Despacho da vereadora Helena Roseta relativo aos critérios de realojamento do Bairro Padre Cruz , rectificado no ponto 2.6 pelo despacho 2/GVHR/2011

1. Introdução
A requalificação do Bairro Padre Cruz tem sido inscrita em Plano de Actividades da CML desde há vários anos. Com a aprovação da candidatura ao QREN, através do Programa “Parcerias para a Regeneração Urbana – Bairros Críticos”, em 11 de Agosto de 2009, pela Comissão Directiva do POR Lisboa, no âmbito dos artigos 9º e 11º do Regulamento específico “Política das cidades – Parcerias para a Regeneração Urbana”, iniciou-se uma nova fase do processo, que envolve várias entidades.

Este processo carece de ser devidamente acompanhado pelos moradores, que são os principais interessados na requalificação do bairro pela qual esperam há muitos anos. Importa também promover o envolvimento das instituições locais, nomeadamente o Grupo Comunitário do Bairro Padre Cruz como espaço privilegiado de partilha de informações e de debate.

Com esse fim foi criado, pelo Despacho conjunto 118/P/2010, de 22 de Abril de 2010, o GABIP Padre Cruz – Grupo de Apoio ao Bairro de Intervenção Prioritária Padre Cruz, constituído por 6 membros, em representação DMH, Direcção Municipal de Habitação, da DMPU, Direcção Municipal de Planeamento Urbano, da DMAU, Direcção Municipal de Ambiente Urbano, da DMASED, Direcção Municipal de Acção Social, Educação e Desporto, da GEBALIS e da EPUL. A coordenação do GABIP Padre Cruz é garantida pelo representante da DMPU. Pelo mesmo despacho foi criada a Comissão Executiva do Bairro Padre Cruz, de 8 membros, composta pelos membros do GABIP Padre Cruz, o Presidente da Junta de Freguesia de Carnide e a Presidente da Associação de Moradores do Bairro Padre Cruz.

O processo de requalificação do bairro envolve um processo de loteamento e a construção de 960 fogos novos na zona do actual bairro conhecida como “bairro de alvenaria”, bem como a construção de uma residência assistida financiada pelo QREN. Prevê-se a demolição faseada, com realojamento no próprio bairro, dos moradores da zona de alvenaria, para libertar o terreno necessário à construção dos fogos novos e da residência assistida.

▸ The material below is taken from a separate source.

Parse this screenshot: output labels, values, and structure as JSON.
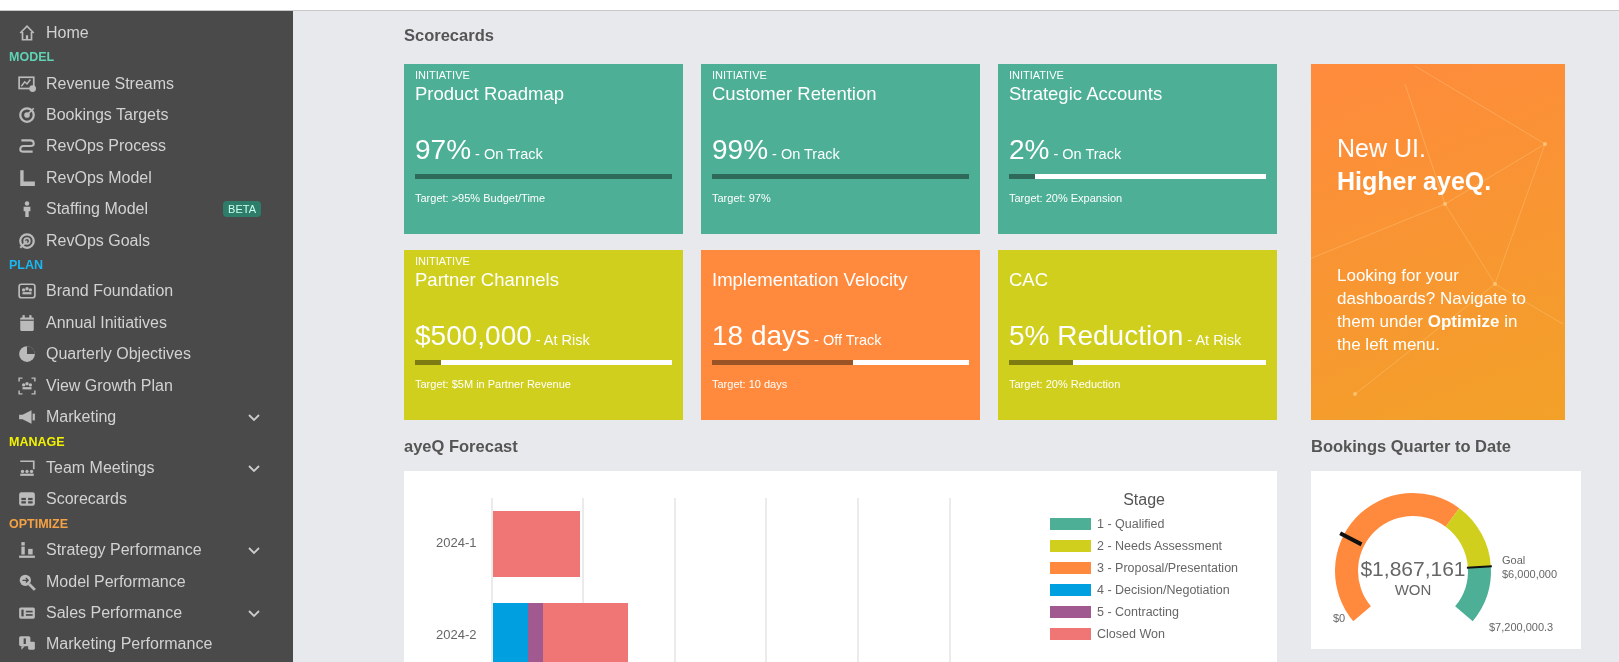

Este processo pode ainda demorar alguns anos, dependendo da capacidade de mobilização de recursos por parte da CML. Foi assim definida como prioritária a intervenção na fase A0, delimitada pelas ruas Rua Rio Arade, Nº2 a 20, Rua Rio Torgal, Nº1 a 19 e 22 a 40 e Rua Rio Lena, Nº21 a 39 e 42 a 60, onde residem actualmente 44 agregados e onde deverá ser construída a residência assistida; seguir-se-á a fase A1, delimitada pelas ruas Rua do Rio Vez, n.º2 a 20, Rua do Rio Lima n.º 2 a 40 e n.º 1 a 19, Rua Rio Dão n.º1 a 39 e n.º2 a 40 e Rua do Rio Ceira n.º1 a 39 onde começarão a ser construídos os primeiros fogos novos e onde residem actualmente 57 agregados.

2. Processo de realojamento
O processo de realojamento, que se pretende que decorra de forma transparente e escrutinada pelos seus destinatários, baseia-se nos seguintes pressupostos:

2.1 - apresentação prévia dos objectivos de toda a operação em sessão pública com todos os agregados abrangidos por cada fase (realizada para a fase A0 em 29 de Novembro de 2010 no auditório Natália Correia);

2.2 - realização pelas equipas técnicas da GEBALIS e da DMH de audiências individuais com cada um dos agregados de cada uma das fases, para levantamento da respectiva situação e aspirações, nomeadamente se prefere ser realojado na zona nova já existente, doravante identificada como “bairro amarelo”, ou na zona antiga identificada como “bairro de alvenaria”, ou ainda fora do bairro Padre Cruz;

2.3 - identificação de fogos vagos no “bairro amarelo” ou nas últimas fases de demolição do “bairro de alvenaria”, a reabilitar e disponibilizar para o realojamento;

2.4 - intervenção para reabilitação dos fogos vagos, a cargo da GEBALIS, através de contrato-programa com a CML; para a fase A0 o contrato-programa foi aprovado pela deliberação 458/CM/2010 da CML de 28 de Julho de 2010;

2.5 - definição de critérios gerais e especiais de realojamento a aplicar neste processo e sua apresentação clara a todos os agregados abrangidos em cada fase, ouvida a Comissão Executiva do GABIP - Bairro Padre Cruz;

2.6 - atribuição concreta dos fogos reabilitados, através do pelouro da Habitação e por proposta da DMH/GEBALIS, ouvida a Comissão Executiva do GABIP - Bairro Padre Cruz, aos agregados cujas habitações vão ser demolidas;

2.7 - celebração com os agregados a realojar de “acordos de realojamento temporário”, pelo prazo de 2 anos, prorrogáveis até ao limite de 5 anos, findo o qual os acordos devem ser convertidos em realojamento definitivo, através de: contrato de arrendamento, acesso à residência assistida ou aquisição.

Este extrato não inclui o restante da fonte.